My get up and go has got up and went
But in spite of it all, I’m able to grin
When I think of the places my get up has been
Old age is golden, I think I’ve heard said
But sometimes I wonder as I crawl into bed
My ears in a drawer, my teeth in a cup
My eyes on the table until I wake up
As sleep dims my vision, I say to myself
Is there anything else I should lay on the shelf?
But nations are warring and business is vexed
So I’ll stick around to see what happens next
How do I know …
When I was younger, my slippers were red
I could kick up my heels right over my head
When I was older my slippers were blue
But still I could dance the whole night thru
Now I am old, my slippers are black
I huff to the store and I puff my way back
But never you laugh, I don’t mind at all
I’d rather be huffing than not puff at all
How do I know …
I get up each morning and dust off my wits
Open the paper and read the obits
If I’m not there, I know I’m not dead
So I eat a good breakfast and go back to bed
How do I know …
And I must also say, some of us are not too old at all!
Some famous friends have died recently. Most recently pastor and intellectual Tim Keller, a year younger than Margaret and I. Antihero Jerry Springer, age 79. Michael Gerson, columnist and intellectual, age 58. A while ago, Dallas Willard, age 77.
Like Paul, all of them had a chance to say goodbye.
Keep watch over yourselves and over the whole flock. I know that after my departure savage wolves will come among you, and they will not spare anyone. From your own group men will come forward perverting the truth, so be vigilant.
Like Paul, all of them could endeavor to turn the eyes of their disciples toward God.
Now I commend you to God and to that gracious word of his that can build you up and give you the inheritance.
Paul rarely hesitated to point out what he had done to build others up. He talked about it a lot, actually. Rarely did his listeners seem to think he was overly full of himself.
You know well that these very hands have served my needs and my companions. In every way I have shown you that by hard work of that sort we must help the weak, and keep in mind the words of the Lord Jesus who himself said, “It is more blessed to give than to receive.”
Paul spent long hours with some of Jesus’ disciples. Imagine the questions that he asked, and the stories that he heard. He must have heard some of what Jesus said at the last supper, in the upper room, moments before he was arrested on the Mount of Olives.
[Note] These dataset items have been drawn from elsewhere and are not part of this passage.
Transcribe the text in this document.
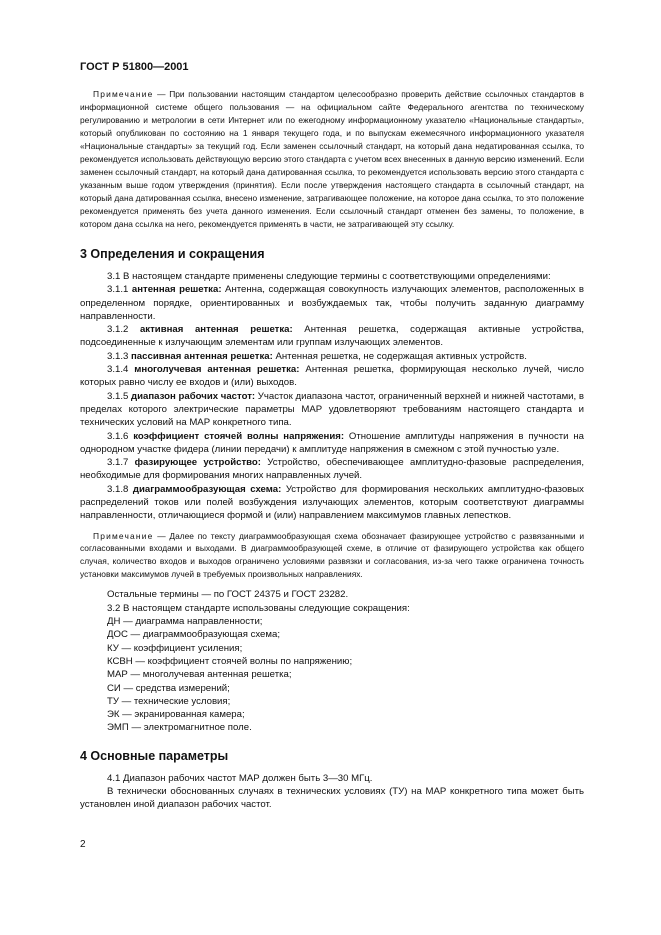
ГОСТ Р 51800—2001

Примечание — При пользовании настоящим стандартом целесообразно проверить действие ссылочных стандартов в информационной системе общего пользования — на официальном сайте Федерального агентства по техническому регулированию и метрологии в сети Интернет или по ежегодному информационному указателю «Национальные стандарты», который опубликован по состоянию на 1 января текущего года, и по выпускам ежемесячного информационного указателя «Национальные стандарты» за текущий год. Если заменен ссылочный стандарт, на который дана недатированная ссылка, то рекомендуется использовать действующую версию этого стандарта с учетом всех внесенных в данную версию изменений. Если заменен ссылочный стандарт, на который дана датированная ссылка, то рекомендуется использовать версию этого стандарта с указанным выше годом утверждения (принятия). Если после утверждения настоящего стандарта в ссылочный стандарт, на который дана датированная ссылка, внесено изменение, затрагивающее положение, на которое дана ссылка, то это положение рекомендуется применять без учета данного изменения. Если ссылочный стандарт отменен без замены, то положение, в котором дана ссылка на него, рекомендуется применять в части, не затрагивающей эту ссылку.

3 Определения и сокращения

3.1 В настоящем стандарте применены следующие термины с соответствующими определениями:

3.1.1 антенная решетка: Антенна, содержащая совокупность излучающих элементов, расположенных в определенном порядке, ориентированных и возбуждаемых так, чтобы получить заданную диаграмму направленности.

3.1.2 активная антенная решетка: Антенная решетка, содержащая активные устройства, подсоединенные к излучающим элементам или группам излучающих элементов.

3.1.3 пассивная антенная решетка: Антенная решетка, не содержащая активных устройств.

3.1.4 многолучевая антенная решетка: Антенная решетка, формирующая несколько лучей, число которых равно числу ее входов и (или) выходов.

3.1.5 диапазон рабочих частот: Участок диапазона частот, ограниченный верхней и нижней частотами, в пределах которого электрические параметры МАР удовлетворяют требованиям настоящего стандарта и технических условий на МАР конкретного типа.

3.1.6 коэффициент стоячей волны напряжения: Отношение амплитуды напряжения в пучности на однородном участке фидера (линии передачи) к амплитуде напряжения в смежном с этой пучностью узле.

3.1.7 фазирующее устройство: Устройство, обеспечивающее амплитудно-фазовые распределения, необходимые для формирования многих направленных лучей.

3.1.8 диаграммообразующая схема: Устройство для формирования нескольких амплитудно-фазовых распределений токов или полей возбуждения излучающих элементов, которым соответствуют диаграммы направленности, отличающиеся формой и (или) направлением максимумов главных лепестков.

Примечание — Далее по тексту диаграммообразующая схема обозначает фазирующее устройство с развязанными и согласованными входами и выходами. В диаграммообразующей схеме, в отличие от фазирующего устройства как общего случая, количество входов и выходов ограничено условиями развязки и согласования, из-за чего также ограничена точность установки максимумов лучей в требуемых произвольных направлениях.

Остальные термины — по ГОСТ 24375 и ГОСТ 23282.

3.2 В настоящем стандарте использованы следующие сокращения:

ДН — диаграмма направленности;

ДОС — диаграммообразующая схема;

КУ — коэффициент усиления;

КСВН — коэффициент стоячей волны по напряжению;

МАР — многолучевая антенная решетка;

СИ — средства измерений;

ТУ — технические условия;

ЭК — экранированная камера;

ЭМП — электромагнитное поле.

4 Основные параметры

4.1 Диапазон рабочих частот МАР должен быть 3—30 МГц.

В технически обоснованных случаях в технических условиях (ТУ) на МАР конкретного типа может быть установлен иной диапазон рабочих частот.

2
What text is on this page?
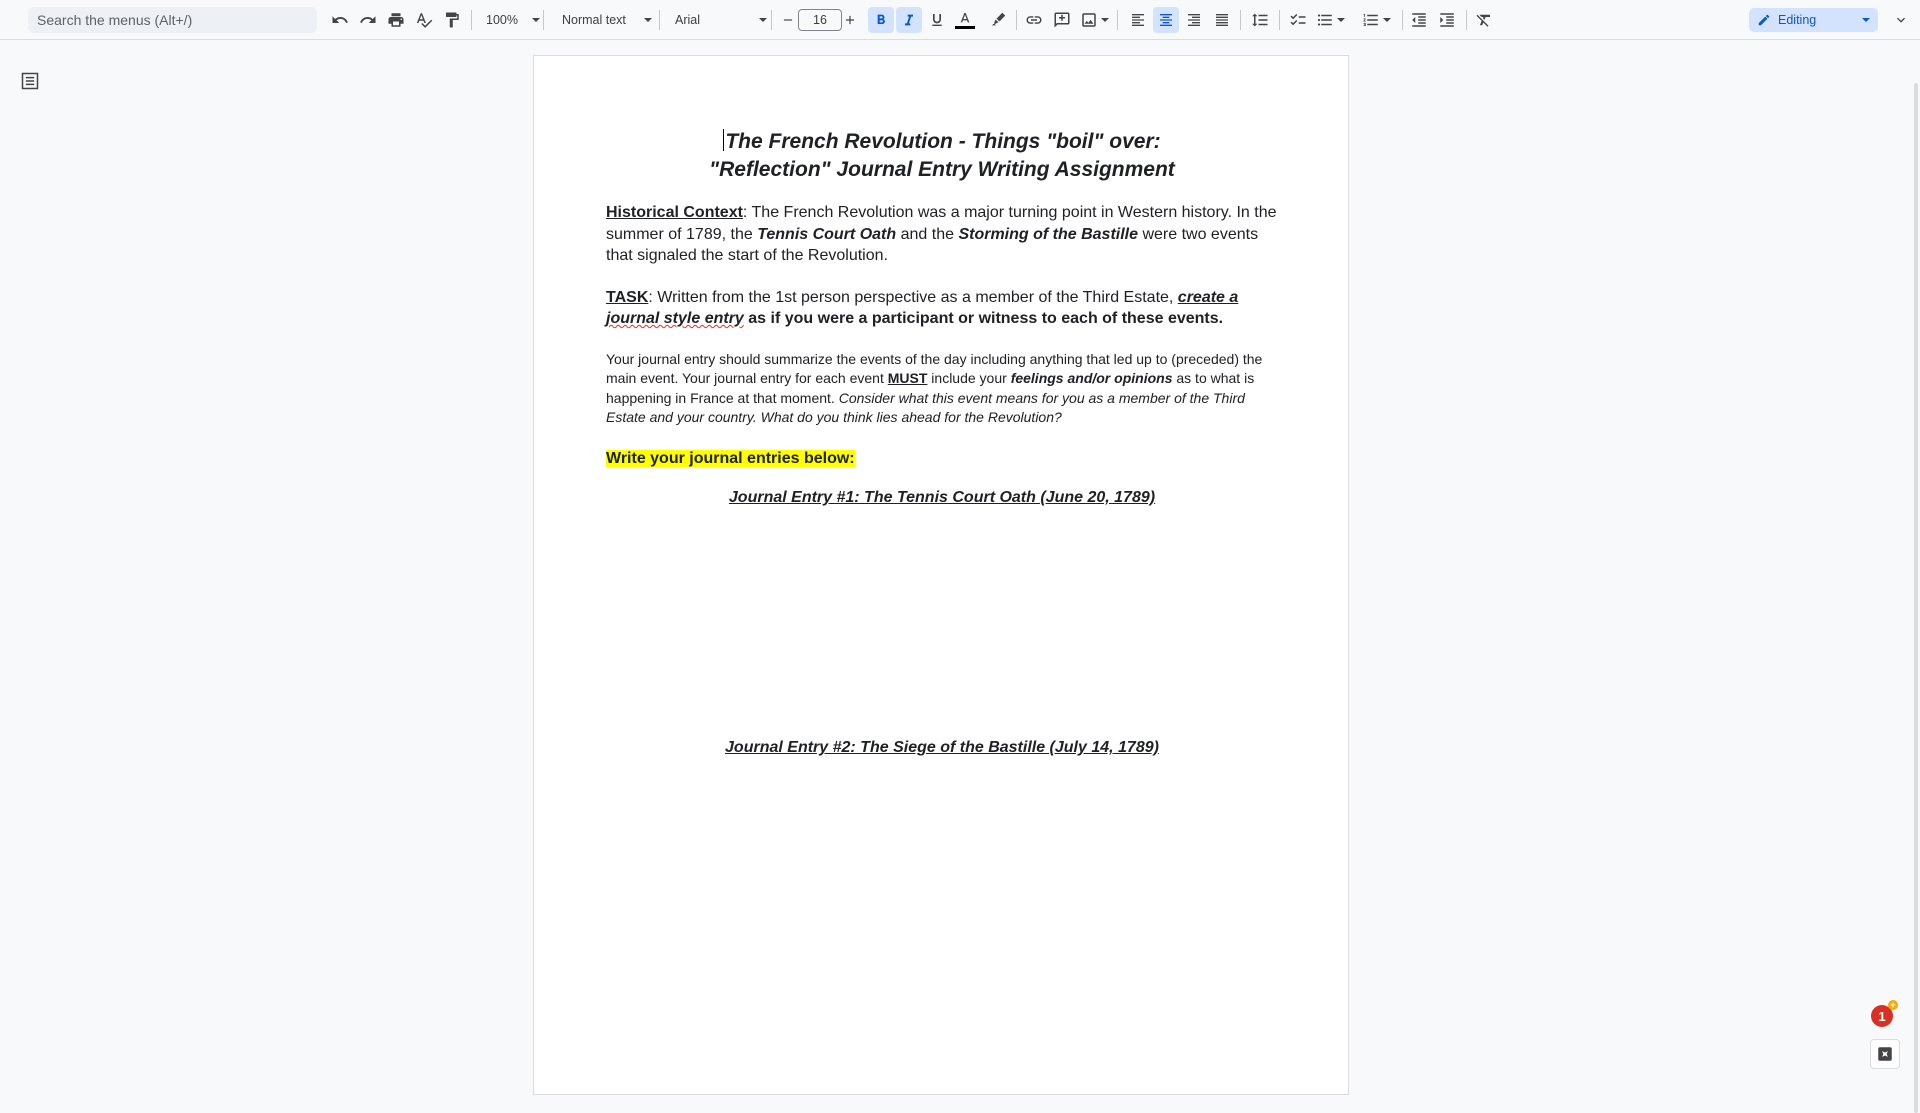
Search the menus (Alt+/)	100%	Normal text	Arial	16	Editing

The French Revolution - Things "boil" over:

"Reflection" Journal Entry Writing Assignment

Historical Context: The French Revolution was a major turning point in Western history. In the summer of 1789, the Tennis Court Oath and the Storming of the Bastille were two events that signaled the start of the Revolution.

TASK: Written from the 1st person perspective as a member of the Third Estate, create a journal style entry as if you were a participant or witness to each of these events.

Your journal entry should summarize the events of the day including anything that led up to (preceded) the main event. Your journal entry for each event MUST include your feelings and/or opinions as to what is happening in France at that moment. Consider what this event means for you as a member of the Third Estate and your country. What do you think lies ahead for the Revolution?

Write your journal entries below:

Journal Entry #1: The Tennis Court Oath (June 20, 1789)

Journal Entry #2: The Siege of the Bastille (July 14, 1789)

1
+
This moment might have felt like that to him.
When he had finished speaking he knelt down and prayed with them all. They were all weeping loudly as they threw their arms around Paul and kissed him, for they were deeply distressed that he had said they would never see his face again.
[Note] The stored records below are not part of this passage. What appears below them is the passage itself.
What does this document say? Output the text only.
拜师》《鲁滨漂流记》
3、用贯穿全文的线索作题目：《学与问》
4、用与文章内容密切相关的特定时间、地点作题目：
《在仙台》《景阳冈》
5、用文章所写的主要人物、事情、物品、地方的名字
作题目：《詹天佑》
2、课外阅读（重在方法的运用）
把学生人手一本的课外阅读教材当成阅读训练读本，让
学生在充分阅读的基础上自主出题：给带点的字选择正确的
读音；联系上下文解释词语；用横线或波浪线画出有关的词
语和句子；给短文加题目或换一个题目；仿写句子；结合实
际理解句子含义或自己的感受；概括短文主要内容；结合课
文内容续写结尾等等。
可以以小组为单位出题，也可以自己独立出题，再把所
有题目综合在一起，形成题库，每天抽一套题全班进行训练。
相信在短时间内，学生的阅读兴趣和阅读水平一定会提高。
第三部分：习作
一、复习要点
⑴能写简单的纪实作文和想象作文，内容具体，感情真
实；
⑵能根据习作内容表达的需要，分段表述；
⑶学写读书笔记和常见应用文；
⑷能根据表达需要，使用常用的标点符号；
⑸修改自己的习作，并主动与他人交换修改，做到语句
I want to learn both sides of this grieving, to pour out my sadness at leaving, and pour out my sadness at being left. Nothing in my life’s education has purposely taught me how. What is wrong with us adults who seem to think we’ll live forever, who don’t practice the weeping of goodbye and don’t teach our kids about it either?
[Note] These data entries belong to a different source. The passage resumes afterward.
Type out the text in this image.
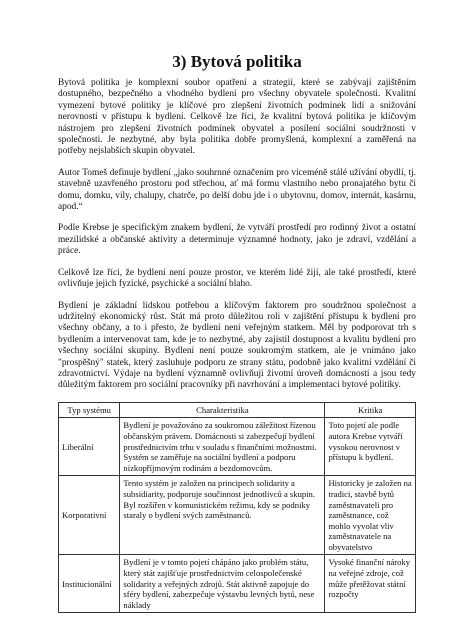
3) Bytová politika

Bytová politika je komplexní soubor opatření a strategií, které se zabývají zajištěním dostupného, bezpečného a vhodného bydlení pro všechny obyvatele společnosti. Kvalitní vymezení bytové politiky je klíčové pro zlepšení životních podmínek lidí a snižování nerovností v přístupu k bydlení. Celkově lze říci, že kvalitní bytová politika je klíčovým nástrojem pro zlepšení životních podmínek obyvatel a posílení sociální soudržnosti v společnosti. Je nezbytné, aby byla politika dobře promyšlená, komplexní a zaměřená na potřeby nejslabších skupin obyvatel.

Autor Tomeš definuje bydlení „jako souhrnné označením pro víceméně stálé užívání obydlí, tj. stavebně uzavřeného prostoru pod střechou, ať má formu vlastního nebo pronajatého bytu či domu, domku, vily, chalupy, chatrče, po delší dobu jde i o ubytovnu, domov, internát, kasárnu, apod.“

Podle Krebse je specifickým znakem bydlení, že vytváří prostředí pro rodinný život a ostatní mezilidské a občanské aktivity a determinuje významné hodnoty, jako je zdraví, vzdělání a práce.

Celkově lze říci, že bydlení není pouze prostor, ve kterém lidé žijí, ale také prostředí, které ovlivňuje jejich fyzické, psychické a sociální blaho.

Bydlení je základní lidskou potřebou a klíčovým faktorem pro soudržnou společnost a udržitelný ekonomický růst. Stát má proto důležitou roli v zajištění přístupu k bydlení pro všechny občany, a to i přesto, že bydlení není veřejným statkem. Měl by podporovat trh s bydlením a intervenovat tam, kde je to nezbytné, aby zajistil dostupnost a kvalitu bydlení pro všechny sociální skupiny. Bydlení není pouze soukromým statkem, ale je vnímáno jako "prospěšný" statek, který zasluhuje podporu ze strany státu, podobně jako kvalitní vzdělání či zdravotnictví. Výdaje na bydlení významně ovlivňují životní úroveň domácností a jsou tedy důležitým faktorem pro sociální pracovníky při navrhování a implementaci bytové politiky.

Typ systému	Charakteristika	Kritika
Liberální	Bydlení je považováno za soukromou záležitost řízenou občanským právem. Domácnosti si zabezpečují bydlení prostřednictvím trhu v souladu s finančními možnostmi. Systém se zaměřuje na sociální bydlení a podporu nízkopříjmovým rodinám a bezdomovcům.	Toto pojetí ale podle autora Krebse vytváří vysokou nerovnost v přístupu k bydlení.
Korporativní	Tento systém je založen na principech solidarity a subsidiarity, podporuje součinnost jednotlivců a skupin. Byl rozšířen v komunistickém režimu, kdy se podniky staraly o bydlení svých zaměstnanců.	Historicky je založen na tradici, stavbě bytů zaměstnavateli pro zaměstnance, což mohlo vyvolat vliv zaměstnavatele na obyvatelstvo
Institucionální	Bydlení je v tomto pojetí chápáno jako problém státu, který stát zajišťuje prostřednictvím celospolečenské solidarity a veřejných zdrojů. Stát aktivně zapojuje do sféry bydlení, zabezpečuje výstavbu levných bytů, nese náklady	Vysoké finanční nároky na veřejné zdroje, což může přetěžovat státní rozpočty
I think I know one thing: we haven’t learned how to juggle two contradictory events, but think we are required to pick either-or. So we don’t juggle thoughts of our life full of plans, emotions and thousands of heartbeats with imaginings of our unpredictable but certain death. Worse, we call ourselves or others either maudlin or morbid when we dwell too much on one or the other. Hearing the judgment, we keep this confusion to ourselves.
Far better to watch Jesus. As he is about to die he asks his Father to “consecrate them in the truth.”
Your word is truth. As you sent me into the world, so I sent them into the world. And I consecrate myself for them, so that they also may be consecrated in truth.